Prof. Moon is a recepient of the National Science Foundation CAREER Award in 2002, and the Engelbrecht Young Faculty Award from Oregon State University College of Engineering in 2002. He has been an Associate Editor of the IEEE TRANSACTIONS ON CIRCUITS AND SYSTEMS—II: ANALOG AND DIGITAL SIGNAL PROCESSING since January 2003, now called IEEE TRANSACTIONS ON CIRCUITS AND SYSTEMS—II: EXPRESS BRIEFS. He also serves as a member of the IEEE Custom Integrated Circuits Conference Technical Program Committee and Analog Signal Processing Program Comittee of the IEEE International Symposium on Circuits and Systems.



**G. Huang** received the B.S.E.E. (with the highest distinction), and the M.S.E.E. degrees from the University of Iowa, Iowa City, in 1983 and 1985, respectively.

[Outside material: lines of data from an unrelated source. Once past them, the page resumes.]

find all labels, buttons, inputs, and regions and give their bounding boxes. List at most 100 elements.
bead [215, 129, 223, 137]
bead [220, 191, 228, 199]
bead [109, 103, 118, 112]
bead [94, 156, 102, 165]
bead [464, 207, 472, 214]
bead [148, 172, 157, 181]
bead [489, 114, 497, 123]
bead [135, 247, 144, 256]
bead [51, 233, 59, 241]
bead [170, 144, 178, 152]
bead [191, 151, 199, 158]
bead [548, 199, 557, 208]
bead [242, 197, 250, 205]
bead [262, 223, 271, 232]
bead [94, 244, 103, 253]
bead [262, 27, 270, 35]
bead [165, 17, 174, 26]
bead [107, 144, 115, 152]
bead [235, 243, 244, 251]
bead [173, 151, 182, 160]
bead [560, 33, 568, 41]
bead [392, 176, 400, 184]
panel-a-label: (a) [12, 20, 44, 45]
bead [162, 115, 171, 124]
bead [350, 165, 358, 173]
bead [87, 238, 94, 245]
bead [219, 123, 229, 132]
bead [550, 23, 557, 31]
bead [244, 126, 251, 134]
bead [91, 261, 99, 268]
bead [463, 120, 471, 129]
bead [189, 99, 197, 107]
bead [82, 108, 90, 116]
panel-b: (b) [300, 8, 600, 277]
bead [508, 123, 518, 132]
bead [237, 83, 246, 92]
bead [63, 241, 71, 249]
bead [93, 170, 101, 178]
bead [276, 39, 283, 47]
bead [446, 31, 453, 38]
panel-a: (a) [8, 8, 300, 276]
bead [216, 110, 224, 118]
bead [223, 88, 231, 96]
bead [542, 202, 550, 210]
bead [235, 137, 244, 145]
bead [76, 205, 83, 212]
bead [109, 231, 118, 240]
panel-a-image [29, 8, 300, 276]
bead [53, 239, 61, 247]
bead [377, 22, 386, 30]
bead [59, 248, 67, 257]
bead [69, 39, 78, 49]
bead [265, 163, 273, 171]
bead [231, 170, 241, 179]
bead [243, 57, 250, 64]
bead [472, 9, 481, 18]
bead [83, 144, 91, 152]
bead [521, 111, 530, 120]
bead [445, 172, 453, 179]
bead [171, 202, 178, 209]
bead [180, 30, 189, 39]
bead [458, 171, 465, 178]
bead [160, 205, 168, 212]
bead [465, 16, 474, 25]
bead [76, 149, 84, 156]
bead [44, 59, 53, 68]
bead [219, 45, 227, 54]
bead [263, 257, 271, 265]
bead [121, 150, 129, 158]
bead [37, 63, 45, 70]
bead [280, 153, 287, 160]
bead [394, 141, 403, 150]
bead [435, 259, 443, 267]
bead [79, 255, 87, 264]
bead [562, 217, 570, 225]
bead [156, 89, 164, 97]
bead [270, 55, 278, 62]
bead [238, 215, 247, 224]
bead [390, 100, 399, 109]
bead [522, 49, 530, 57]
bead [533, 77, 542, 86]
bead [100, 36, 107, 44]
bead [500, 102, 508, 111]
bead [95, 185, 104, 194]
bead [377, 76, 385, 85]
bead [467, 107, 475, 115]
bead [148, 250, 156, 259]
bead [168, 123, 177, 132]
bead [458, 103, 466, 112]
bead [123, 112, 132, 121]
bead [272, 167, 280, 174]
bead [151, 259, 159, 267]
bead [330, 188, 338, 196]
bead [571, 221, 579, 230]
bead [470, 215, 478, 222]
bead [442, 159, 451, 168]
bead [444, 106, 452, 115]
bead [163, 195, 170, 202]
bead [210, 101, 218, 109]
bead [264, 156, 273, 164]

From 1984 to 1987, he was a design engineer at Unisys Corporation, where he worked on various VLSI designs for communications equipment. In 1987, he joined AT&T Bell Laboratories, Holmdel, NJ, as a Member of Technical Staff. He is currently with the Advanced Communications Technologies organization of Bell Laboratories, Holmdel, NJ.

His present work includes signal processing for wireless systems, channel modeling, and neural networks.